Et, après avoir obéi au prophète, «craignirent, les hommes, d’une crainte grande, le Seigneur et ils
sacrifièrent un sacrifice pour le Seigneur et ils vouèrent des vœux» (v. 16).
Le narrateur nous présente les marins comme des personnes qui, venues du paganisme, s’orientent vers
Dieu, vers le Dieu d’Israël, tandis que son prophète refuse, dès le début, d’accomplir ce que Dieu lui
demande.
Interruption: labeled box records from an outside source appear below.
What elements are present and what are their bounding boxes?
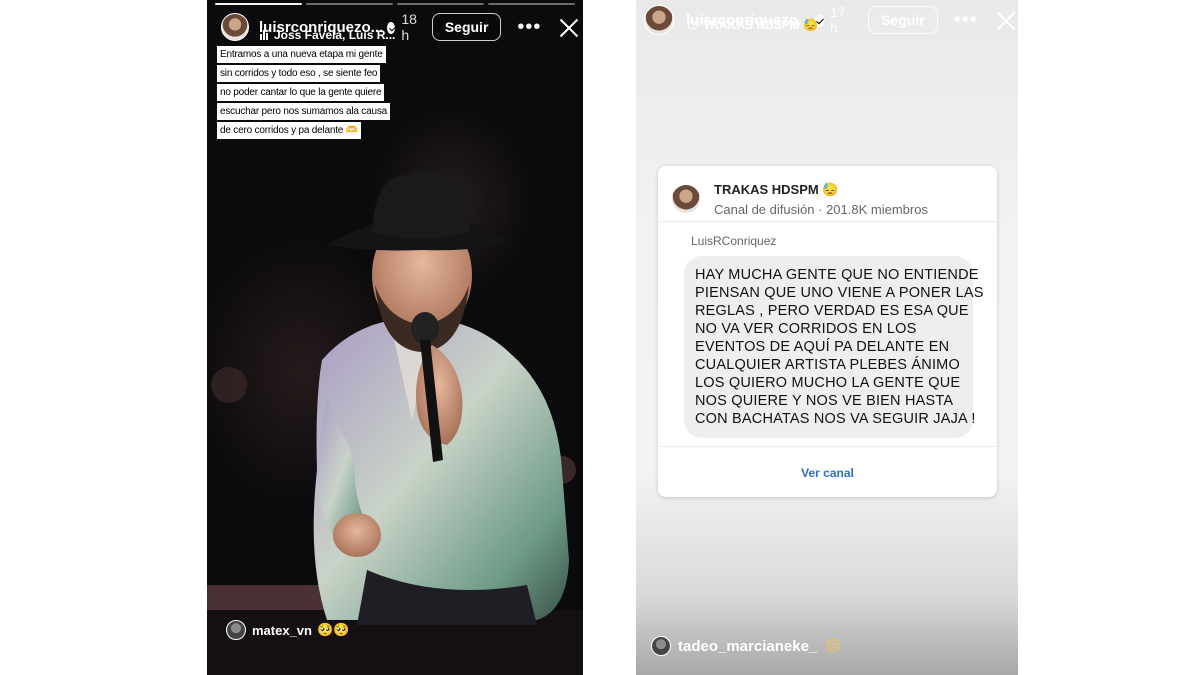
channel-meta: Canal de difusión · 201.8K miembros (714, 202, 928, 217)
avatar[interactable] (221, 13, 249, 41)
story-time: 18 h (401, 11, 417, 43)
divider (658, 221, 997, 222)
close-icon[interactable] (996, 10, 1012, 30)
mention-tag-right[interactable]: tadeo_marcianeke_ 😔 (651, 636, 841, 656)
caption-sticker: Entramos a una nueva etapa mi gente sin … (217, 44, 390, 139)
message-line: CON BACHATAS NOS VA SEGUIR JAJA ! (695, 411, 976, 427)
music-artist: Joss Favela, Luis R... (274, 28, 396, 42)
more-dots-icon[interactable]: ••• (517, 17, 541, 37)
story-time: 17 h (829, 4, 846, 36)
message-line: NOS QUIERE Y NOS VE BIEN HASTA (695, 393, 954, 409)
message-line: EVENTOS DE AQUÍ PA DELANTE EN (695, 339, 950, 355)
message-line: NO VA VER CORRIDOS EN LOS (695, 321, 917, 337)
channel-subtitle: TRAKAS HDSPM 😓 (703, 18, 818, 32)
broadcast-channel-label[interactable]: TRAKAS HDSPM 😓 (688, 18, 818, 32)
message-bubble: HAY MUCHA GENTE QUE NO ENTIENDE PIENSAN … (684, 256, 984, 438)
message-sender: LuisRConriquez (691, 234, 777, 248)
more-dots-icon[interactable]: ••• (954, 10, 978, 30)
meta-separator: · (818, 201, 823, 217)
member-count: 201.8K miembros (826, 201, 928, 217)
follow-button[interactable]: Seguir (868, 6, 938, 34)
follow-button[interactable]: Seguir (431, 13, 502, 41)
chat-bubble-icon (688, 21, 698, 29)
caption-line: no poder cantar lo que la gente quiere (217, 84, 385, 101)
mention-name[interactable]: tadeo_marcianeke_ (678, 638, 817, 655)
divider (658, 446, 997, 447)
caption-line: Entramos a una nueva etapa mi gente (217, 46, 386, 63)
mention-name[interactable]: matex_vn (252, 623, 312, 638)
pleading-face-emoji: 🥺🥺 (316, 622, 350, 638)
close-icon[interactable] (559, 17, 573, 37)
message-line: PIENSAN QUE UNO VIENE A PONER LAS (695, 285, 984, 301)
music-attribution[interactable]: Joss Favela, Luis R... (260, 28, 395, 42)
message-line: REGLAS , PERO VERDAD ES ESA QUE (695, 303, 969, 319)
caption-line: sin corridos y todo eso , se siente feo (217, 65, 381, 82)
avatar[interactable] (644, 5, 674, 35)
channel-type: Canal de difusión (714, 201, 815, 217)
channel-avatar (672, 185, 700, 213)
message-line: HAY MUCHA GENTE QUE NO ENTIENDE (695, 267, 979, 283)
music-bars-icon (260, 30, 268, 40)
mention-tag-left[interactable]: matex_vn 🥺🥺 (226, 620, 349, 640)
pensive-face-emoji: 😔 (825, 637, 841, 655)
caption-line: escuchar pero nos sumamos ala causa (217, 103, 390, 120)
message-line: CUALQUIER ARTISTA PLEBES ÁNIMO (695, 357, 960, 373)
view-channel-link[interactable]: Ver canal (658, 466, 997, 480)
mention-avatar (226, 620, 246, 640)
message-line: LOS QUIERO MUCHO LA GENTE QUE (695, 375, 961, 391)
channel-name: TRAKAS HDSPM 😓 (714, 181, 839, 197)
mention-avatar (651, 636, 671, 656)
caption-line: de cero corridos y pa delante 🫶 (217, 122, 361, 139)
broadcast-channel-card[interactable]: TRAKAS HDSPM 😓 Canal de difusión · 201.8… (658, 166, 997, 497)
card-header: TRAKAS HDSPM 😓 Canal de difusión · 201.8… (672, 178, 983, 220)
Et cela tout en proclamant «l’Elohim des cieux moi je crains» (v. 9).
Voilà l’incohérence de Jonas, voilà un comportement, pour le dire avec le Coran, blâmable. En effet, le
Coran aussi affirme:
139
Jonas était certes, du nombre des Messagers.
140
Quand il s’enfuit vers le bateau comble,
141
il prit part au tirage au sort qui le désigna pour être jeté [à la mer].
142
Le poisson l’avala alors qu’il était blâmable (Sourate 37,139-142)2.
En présentant le livre de Jonas, Jean-Pierre Prévost3 écrit: «Sous le personnage de Jonas, l’auteur dessine
une caricature d’un certain Israël qui se croyait bénéficiaire exclusif du salut et avait peine à accepter
que Dieu puisse faire preuve de miséricorde vis-à-vis des autres nations, surtout s’il s’agissait de ses
propres ennemis». On pourrait ajouter: sous le personnage de Jonas, le narrateur biblique nous donne
aussi la caricature des personnes qui s’affirment croyantes et qui ont de la peine à s’ouvrir aux autres et
à accepter que Dieu aime aussi ces “autres”.
1
A la bibliothèque on peut lire les remarques de V. MORA, Jonas, Cahiers Evangile 36, p. 11. [La cote du livre est 1.309].
Tu trouveras cette traduction dans Le saint Coran et la traduction en langue française du sens de ses versets, Al-Madinah, 1410 =
1989, p. 451. [Le livre porte la cote 6,291].
3
J.-P. PRÉVOST, Pour lire les prophètes, Cerf, Paris, 1995, p. 185. [A la Bibliothèque du Centre, ce livre porte la cote 1.541].